İçimdeki Ses
21 sene önceydi dün gibi hatırlıyorum. Serin bir yaz akşamıydı, ofiste kimse kalmadığı için pencereleri ve küçük radyomu açmıştım. Severim böyle anları, kimse olmayacak, biraz müzik ve tam konsantrasyon ile çalışmak her zaman bana iyi gelmiştir.

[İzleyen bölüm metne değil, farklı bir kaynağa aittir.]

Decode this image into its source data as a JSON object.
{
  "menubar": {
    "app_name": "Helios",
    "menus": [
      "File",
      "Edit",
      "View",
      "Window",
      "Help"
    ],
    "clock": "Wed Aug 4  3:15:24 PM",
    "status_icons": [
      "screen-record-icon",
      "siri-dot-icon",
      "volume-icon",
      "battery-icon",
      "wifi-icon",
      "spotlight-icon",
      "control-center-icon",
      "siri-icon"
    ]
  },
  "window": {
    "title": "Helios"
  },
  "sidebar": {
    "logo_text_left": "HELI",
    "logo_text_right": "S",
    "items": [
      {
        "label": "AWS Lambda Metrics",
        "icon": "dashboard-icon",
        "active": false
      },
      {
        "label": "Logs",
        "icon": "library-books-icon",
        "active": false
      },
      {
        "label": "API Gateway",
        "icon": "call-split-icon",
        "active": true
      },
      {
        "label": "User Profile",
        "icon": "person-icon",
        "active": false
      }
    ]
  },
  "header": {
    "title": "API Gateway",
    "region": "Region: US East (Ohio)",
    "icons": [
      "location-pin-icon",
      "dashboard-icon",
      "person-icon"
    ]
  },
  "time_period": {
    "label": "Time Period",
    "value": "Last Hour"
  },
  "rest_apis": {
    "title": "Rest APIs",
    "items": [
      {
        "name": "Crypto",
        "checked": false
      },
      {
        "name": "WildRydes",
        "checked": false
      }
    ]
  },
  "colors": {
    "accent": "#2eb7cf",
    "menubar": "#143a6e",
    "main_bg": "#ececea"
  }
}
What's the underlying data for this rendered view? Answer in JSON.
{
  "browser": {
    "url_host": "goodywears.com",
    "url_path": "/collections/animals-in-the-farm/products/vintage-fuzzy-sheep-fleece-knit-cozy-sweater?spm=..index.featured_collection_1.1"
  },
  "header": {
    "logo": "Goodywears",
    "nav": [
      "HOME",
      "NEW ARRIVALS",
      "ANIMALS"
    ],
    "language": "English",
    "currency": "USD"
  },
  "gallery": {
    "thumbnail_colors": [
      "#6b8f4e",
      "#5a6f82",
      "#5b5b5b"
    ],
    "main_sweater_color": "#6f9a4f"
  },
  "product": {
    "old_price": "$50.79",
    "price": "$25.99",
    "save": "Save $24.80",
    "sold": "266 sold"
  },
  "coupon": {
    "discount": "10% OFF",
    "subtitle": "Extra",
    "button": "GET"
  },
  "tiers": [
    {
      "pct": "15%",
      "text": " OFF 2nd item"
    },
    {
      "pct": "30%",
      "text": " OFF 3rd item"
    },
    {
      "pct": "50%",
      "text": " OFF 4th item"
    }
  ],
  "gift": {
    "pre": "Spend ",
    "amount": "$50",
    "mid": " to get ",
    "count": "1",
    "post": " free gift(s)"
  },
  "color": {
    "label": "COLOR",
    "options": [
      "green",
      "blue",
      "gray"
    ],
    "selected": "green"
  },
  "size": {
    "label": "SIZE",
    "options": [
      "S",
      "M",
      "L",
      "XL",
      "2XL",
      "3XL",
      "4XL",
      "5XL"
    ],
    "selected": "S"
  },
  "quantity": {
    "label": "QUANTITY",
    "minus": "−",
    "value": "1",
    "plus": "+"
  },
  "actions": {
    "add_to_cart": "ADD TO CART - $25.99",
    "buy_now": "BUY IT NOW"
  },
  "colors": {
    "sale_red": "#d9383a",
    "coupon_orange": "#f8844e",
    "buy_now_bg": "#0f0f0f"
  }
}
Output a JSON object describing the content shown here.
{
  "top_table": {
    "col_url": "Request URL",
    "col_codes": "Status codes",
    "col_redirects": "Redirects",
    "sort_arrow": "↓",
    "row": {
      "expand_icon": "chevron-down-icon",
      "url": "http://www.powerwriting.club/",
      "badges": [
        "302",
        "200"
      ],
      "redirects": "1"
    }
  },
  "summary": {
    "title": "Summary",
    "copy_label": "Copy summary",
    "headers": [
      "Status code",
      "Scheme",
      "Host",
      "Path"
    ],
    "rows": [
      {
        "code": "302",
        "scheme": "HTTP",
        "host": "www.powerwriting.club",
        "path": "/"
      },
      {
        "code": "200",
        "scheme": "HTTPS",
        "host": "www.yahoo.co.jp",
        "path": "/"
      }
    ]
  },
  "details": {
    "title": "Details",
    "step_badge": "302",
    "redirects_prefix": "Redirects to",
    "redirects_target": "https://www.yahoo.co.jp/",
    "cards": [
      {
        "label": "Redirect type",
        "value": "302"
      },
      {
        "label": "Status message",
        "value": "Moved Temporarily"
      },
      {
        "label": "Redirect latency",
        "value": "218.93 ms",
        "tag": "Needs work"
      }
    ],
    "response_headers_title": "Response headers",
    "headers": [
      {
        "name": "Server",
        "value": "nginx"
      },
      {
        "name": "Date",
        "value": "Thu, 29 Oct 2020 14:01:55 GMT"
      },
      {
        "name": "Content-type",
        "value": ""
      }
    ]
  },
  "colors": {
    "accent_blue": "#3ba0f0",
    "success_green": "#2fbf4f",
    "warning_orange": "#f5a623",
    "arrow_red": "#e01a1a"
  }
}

Kulaklığım kulağımda yazdığım koda iyice dalmışken bir el mi desem omzuma dokunan ya da bir rüzgar da olabilir beni birden kod dünyasından gerçek dünyaya çekti aldı. Hemen yanıbaşımda 40-45 yaşlarında, sakalları yer yer beyazlamış, heybetli ve o heybetine uymayan gülüşü ile bir adam duruyordu.
- Buyrun
- Adam: Pardon rahatsız ettim ama toplantıya gelmiştim kimseyi göremedim
- Çıktı herkes ama bilmiyorum belki dönerler toplantı için
- A: Oturabilir miyim beklerken?
- Tabi buyurun (kod dünyamdan çekilip alınmam bir yana belli ki bir süre gerçek dünyada kalmam gerçeği canımı sıksa da belli etmedim) bir şeyler alır mısınız?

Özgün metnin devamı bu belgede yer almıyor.